# [SOLVED] Xbox 360 Controller Issues



## VampireBacon (Jan 8, 2012)

Hi I just got a xbox 360 controller to use with a few games that I play, Assassin's Creed 2, Dead Space 1 & 2, and L4D 1 & 2. Now while playing the games with the xbox controller the game will randomly minimize. I know it is the controller since when I am using the mouse and keyboard the games do not minimize. Would love a assist.


----------



## RockmasteR (Aug 10, 2007)

*Re: Xbox 360 Controller Issues*

Hello and welcome to TSF




> On some machines the Windows Xbox 360™ gamepad drivers will force a program called XBoxStat.exe to run. On most systems this will not cause a problem while playing some games. However, on some systems this program will force a game to minimize and prevent you from re-entering the game. You can turn XBoxStat.exe off by pressing Ctrl-Alt-Del and selecting Task Manager. From the Processes tab select XBoxStat.exe to highlight it and select End Process. Once the program is turned off you can re-enter the game. On some systems the machine will need to be restarted.
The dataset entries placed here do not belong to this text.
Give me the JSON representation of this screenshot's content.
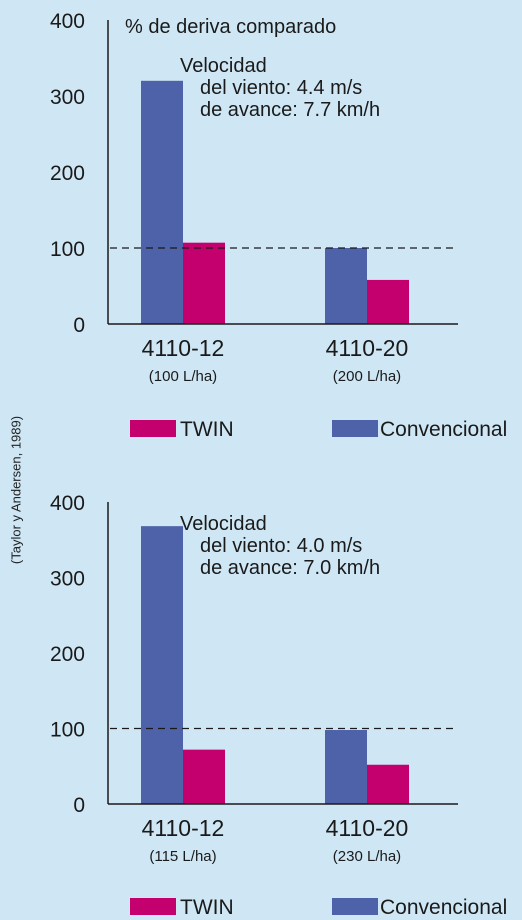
{
  "source_note": "(Taylor y Andersen, 1989)",
  "colors": {
    "twin": "#c4006e",
    "convencional": "#4d62a8",
    "background": "#cfe7f5",
    "axis": "#1a1a1a"
  },
  "chart_data": [
    {
      "type": "bar",
      "title": "% de deriva comparado",
      "annotation": [
        "Velocidad",
        "del viento: 4.4 m/s",
        "de avance: 7.7 km/h"
      ],
      "categories": [
        "4110-12",
        "4110-20"
      ],
      "category_sublabels": [
        "(100 L/ha)",
        "(200 L/ha)"
      ],
      "series": [
        {
          "name": "Convencional",
          "values": [
            320,
            100
          ]
        },
        {
          "name": "TWIN",
          "values": [
            107,
            58
          ]
        }
      ],
      "ylim": [
        0,
        400
      ],
      "yticks": [
        0,
        100,
        200,
        300,
        400
      ],
      "reference_line": 100,
      "legend": {
        "placement": "bottom",
        "labels": [
          "TWIN",
          "Convencional"
        ]
      },
      "grid": false
    },
    {
      "type": "bar",
      "title": "",
      "annotation": [
        "Velocidad",
        "del viento: 4.0 m/s",
        "de avance: 7.0 km/h"
      ],
      "categories": [
        "4110-12",
        "4110-20"
      ],
      "category_sublabels": [
        "(115 L/ha)",
        "(230 L/ha)"
      ],
      "series": [
        {
          "name": "Convencional",
          "values": [
            368,
            98
          ]
        },
        {
          "name": "TWIN",
          "values": [
            72,
            52
          ]
        }
      ],
      "ylim": [
        0,
        400
      ],
      "yticks": [
        0,
        100,
        200,
        300,
        400
      ],
      "reference_line": 100,
      "legend": {
        "placement": "bottom",
        "labels": [
          "TWIN",
          "Convencional"
        ]
      },
      "grid": false
    }
  ]
}
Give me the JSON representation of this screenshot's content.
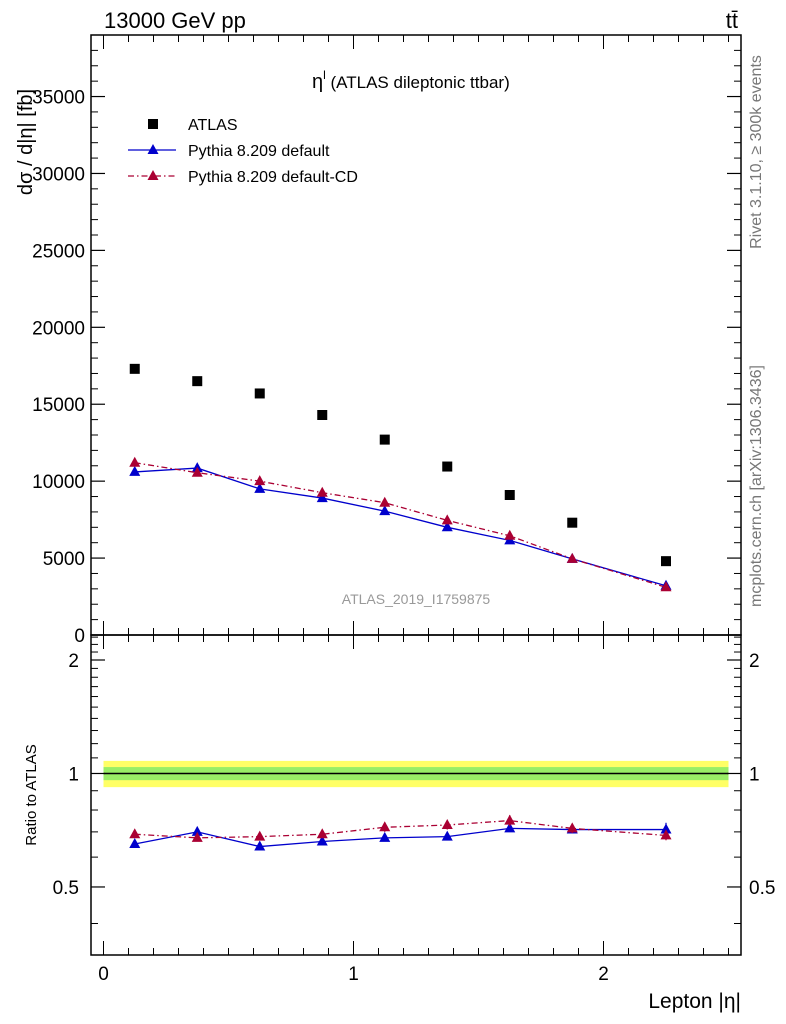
{
  "header": {
    "energy_label": "13000 GeV pp",
    "process_label": "tt̄"
  },
  "side_labels": {
    "rivet": "Rivet 3.1.10, ≥ 300k events",
    "mcplots": "mcplots.cern.ch [arXiv:1306.3436]"
  },
  "watermark": "ATLAS_2019_I1759875",
  "chart_data": [
    {
      "type": "scatter",
      "panel": "main",
      "title": "η",
      "title_sup": "l",
      "title_suffix": " (ATLAS dileptonic ttbar)",
      "ylabel": "dσ / d|η| [fb]",
      "xlabel": "",
      "xlim": [
        -0.05,
        2.55
      ],
      "ylim": [
        0,
        39000
      ],
      "yticks": [
        0,
        5000,
        10000,
        15000,
        20000,
        25000,
        30000,
        35000
      ],
      "ytick_labels": [
        "0",
        "5000",
        "10000",
        "15000",
        "20000",
        "25000",
        "30000",
        "35000"
      ],
      "legend_position": "top-left",
      "x": [
        0.125,
        0.375,
        0.625,
        0.875,
        1.125,
        1.375,
        1.625,
        1.875,
        2.25
      ],
      "series": [
        {
          "name": "ATLAS",
          "color": "#000000",
          "marker": "square",
          "values": [
            17300,
            16500,
            15700,
            14300,
            12700,
            10950,
            9100,
            7300,
            4800
          ],
          "errors": [
            150,
            150,
            150,
            150,
            150,
            150,
            120,
            120,
            100
          ]
        },
        {
          "name": "Pythia 8.209 default",
          "color": "#0000cc",
          "marker": "triangle",
          "line": "solid",
          "values": [
            10600,
            10850,
            9500,
            8900,
            8050,
            7000,
            6150,
            4950,
            3200
          ],
          "errors": [
            150,
            200,
            150,
            150,
            120,
            120,
            120,
            100,
            100
          ]
        },
        {
          "name": "Pythia 8.209 default-CD",
          "color": "#aa0033",
          "marker": "triangle",
          "line": "dashdot",
          "values": [
            11200,
            10550,
            10000,
            9250,
            8600,
            7450,
            6450,
            4950,
            3100
          ],
          "errors": [
            200,
            150,
            150,
            150,
            120,
            120,
            120,
            100,
            100
          ]
        }
      ]
    },
    {
      "type": "scatter",
      "panel": "ratio",
      "ylabel": "Ratio to ATLAS",
      "xlabel": "Lepton |η|",
      "xlim": [
        -0.05,
        2.55
      ],
      "ylim": [
        0.33,
        2.33
      ],
      "yticks": [
        0.5,
        1,
        2
      ],
      "ytick_labels": [
        "0.5",
        "1",
        "2"
      ],
      "xticks": [
        0,
        1,
        2
      ],
      "xtick_labels": [
        "0",
        "1",
        "2"
      ],
      "band": {
        "center": 1,
        "inner": 0.04,
        "outer": 0.08,
        "inner_color": "#99ee66",
        "outer_color": "#ffff66"
      },
      "x": [
        0.125,
        0.375,
        0.625,
        0.875,
        1.125,
        1.375,
        1.625,
        1.875,
        2.25
      ],
      "series": [
        {
          "name": "Pythia 8.209 default",
          "color": "#0000cc",
          "marker": "triangle",
          "line": "solid",
          "values": [
            0.65,
            0.7,
            0.64,
            0.66,
            0.675,
            0.68,
            0.715,
            0.71,
            0.71
          ],
          "errors": [
            0.012,
            0.02,
            0.012,
            0.012,
            0.012,
            0.015,
            0.015,
            0.015,
            0.03
          ]
        },
        {
          "name": "Pythia 8.209 default-CD",
          "color": "#aa0033",
          "marker": "triangle",
          "line": "dashdot",
          "values": [
            0.69,
            0.675,
            0.68,
            0.69,
            0.72,
            0.73,
            0.75,
            0.715,
            0.685
          ],
          "errors": [
            0.015,
            0.012,
            0.015,
            0.015,
            0.02,
            0.02,
            0.025,
            0.02,
            0.02
          ]
        }
      ]
    }
  ]
}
If XBoxStat.exe launches again, and forces the game to minimize, simply repeat the steps above.


----------



## VampireBacon (Jan 8, 2012)

*Re: Xbox 360 Controller Issues*

It is fixed it turned out I just needed to restart my computer.


----------



## RockmasteR (Aug 10, 2007)

*Re: Xbox 360 Controller Issues*

glad to see you fixed your problem
enjoy your games!


----------



## dldishner (Aug 13, 2014)

I was having the same issue. I recently solved it for my personal situation. The problem was that Windows Error Reporting was getting errors from Intel Smart Connect and possibly other applications running in the background. I disabled the Windows Error Reporting service and have not seen the problem for over 2 hours of play time. Previously it had been about every 5 minutes.


----------